On , I learnt ...

How the new argument to mock.patch is shared between parameterized tests

Consider this contrived test:

from unittest import mock
import pytest

def get_config():
    """Return a config object with a 'salutation' attribute."""
    pass

def say_hello(name):
    """Return a greeting."""
    return get_config().salutation + " " + name

@mock.patch(
    __name__ + ".get_config",
    new=mock.Mock(return_value=mock.Mock(salutation="Hello"))
)
@pytest.mark.parametrize("name", ("Alan", "Barry", "Calum"))
def test_say_hello(name):
    assert say_hello(name) == f"Hello {name}"

We are testing the say_hello function three times with different arguments and use mock.patch to stub the response of the get_config function, passing in the replacement version at compile/collection time using the new parameter.

All three tests pass:

test_patch_state.py::test_say_hello[Alan] PASSED
test_patch_state.py::test_say_hello[Barry] PASSED
test_patch_state.py::test_say_hello[Calum] PASSED

Test pollution via shared state

But there is potential test pollution as the same mock.Mock instance is used to replace the get_config function in each parameterised test.

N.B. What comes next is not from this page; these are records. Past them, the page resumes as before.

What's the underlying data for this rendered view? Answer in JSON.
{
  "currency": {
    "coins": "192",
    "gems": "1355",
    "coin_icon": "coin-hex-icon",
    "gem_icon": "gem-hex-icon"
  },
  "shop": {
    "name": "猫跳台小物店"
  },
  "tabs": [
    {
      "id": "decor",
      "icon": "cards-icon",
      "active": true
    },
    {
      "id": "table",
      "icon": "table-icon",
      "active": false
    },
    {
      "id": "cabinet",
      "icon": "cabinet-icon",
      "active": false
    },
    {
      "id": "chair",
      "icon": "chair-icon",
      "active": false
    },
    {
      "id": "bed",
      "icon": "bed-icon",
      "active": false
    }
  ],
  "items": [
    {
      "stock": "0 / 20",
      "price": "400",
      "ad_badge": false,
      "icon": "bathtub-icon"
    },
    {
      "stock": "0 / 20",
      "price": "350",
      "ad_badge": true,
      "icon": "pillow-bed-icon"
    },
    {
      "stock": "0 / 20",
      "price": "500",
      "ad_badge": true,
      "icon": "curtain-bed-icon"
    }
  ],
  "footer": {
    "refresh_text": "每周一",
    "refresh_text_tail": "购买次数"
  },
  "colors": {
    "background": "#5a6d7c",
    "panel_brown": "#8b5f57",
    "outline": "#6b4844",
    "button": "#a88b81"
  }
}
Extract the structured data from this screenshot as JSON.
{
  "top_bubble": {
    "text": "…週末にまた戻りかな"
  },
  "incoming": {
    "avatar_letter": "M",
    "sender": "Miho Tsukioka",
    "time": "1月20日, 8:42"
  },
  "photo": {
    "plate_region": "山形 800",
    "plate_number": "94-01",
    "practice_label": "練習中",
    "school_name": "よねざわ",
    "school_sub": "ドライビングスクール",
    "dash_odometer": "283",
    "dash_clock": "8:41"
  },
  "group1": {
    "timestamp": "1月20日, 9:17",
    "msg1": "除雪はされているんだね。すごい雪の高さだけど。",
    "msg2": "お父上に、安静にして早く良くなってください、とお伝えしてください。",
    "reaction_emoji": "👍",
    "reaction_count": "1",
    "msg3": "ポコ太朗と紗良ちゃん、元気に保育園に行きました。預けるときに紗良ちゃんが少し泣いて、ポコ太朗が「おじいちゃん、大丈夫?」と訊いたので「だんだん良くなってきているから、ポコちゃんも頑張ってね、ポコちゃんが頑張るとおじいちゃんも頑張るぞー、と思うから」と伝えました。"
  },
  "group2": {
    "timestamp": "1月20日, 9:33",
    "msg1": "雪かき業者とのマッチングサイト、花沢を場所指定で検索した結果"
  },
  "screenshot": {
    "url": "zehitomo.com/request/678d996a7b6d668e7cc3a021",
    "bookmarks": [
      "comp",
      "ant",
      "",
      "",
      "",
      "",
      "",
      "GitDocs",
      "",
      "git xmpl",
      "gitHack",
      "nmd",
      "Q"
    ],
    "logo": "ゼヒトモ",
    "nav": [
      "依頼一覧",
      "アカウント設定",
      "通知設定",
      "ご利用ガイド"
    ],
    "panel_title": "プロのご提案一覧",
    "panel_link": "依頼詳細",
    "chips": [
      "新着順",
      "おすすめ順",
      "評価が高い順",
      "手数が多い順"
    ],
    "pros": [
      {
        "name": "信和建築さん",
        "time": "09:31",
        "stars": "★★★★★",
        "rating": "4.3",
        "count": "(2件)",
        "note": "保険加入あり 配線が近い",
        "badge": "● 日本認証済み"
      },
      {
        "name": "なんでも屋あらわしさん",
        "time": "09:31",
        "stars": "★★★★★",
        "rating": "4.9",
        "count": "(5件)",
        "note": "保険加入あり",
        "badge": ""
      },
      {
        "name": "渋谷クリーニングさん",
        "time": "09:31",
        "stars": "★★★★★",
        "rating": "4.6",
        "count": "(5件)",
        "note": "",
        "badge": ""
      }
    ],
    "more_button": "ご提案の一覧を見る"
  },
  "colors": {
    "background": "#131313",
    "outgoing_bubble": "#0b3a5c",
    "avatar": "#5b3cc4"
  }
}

To see this, consider mutating the get_config mock in the test body:

@mock.patch(
    __name__ + ".get_config", new=mock.Mock(return_value=mock.Mock(salutation="Hello"))
)
@pytest.mark.parametrize("name", ("Alan", "Barry", "Calum"))
def test_say_hello(name):
    assert say_hello(name) == f"Hello {name}"

    # Mutate the `get_config` return value.
    get_config.return_value.salutation = "Hi"

Now we see two failures:

test_patch_state.py::test_say_hello_1[Alan] PASSED
test_patch_state.py::test_say_hello_1[Barry] FAILED
test_patch_state.py::test_say_hello_1[Calum] FAILED

...
E AssertionError: assert 'Hi Barry' == 'Hello Barry'

...
E AssertionError: assert 'Hi Calum' == 'Hello Calum'

The latter two tests fail as the change to the return value of get_config in the first test pollutes the second and third tests.

This is a potential cause of flakey tests.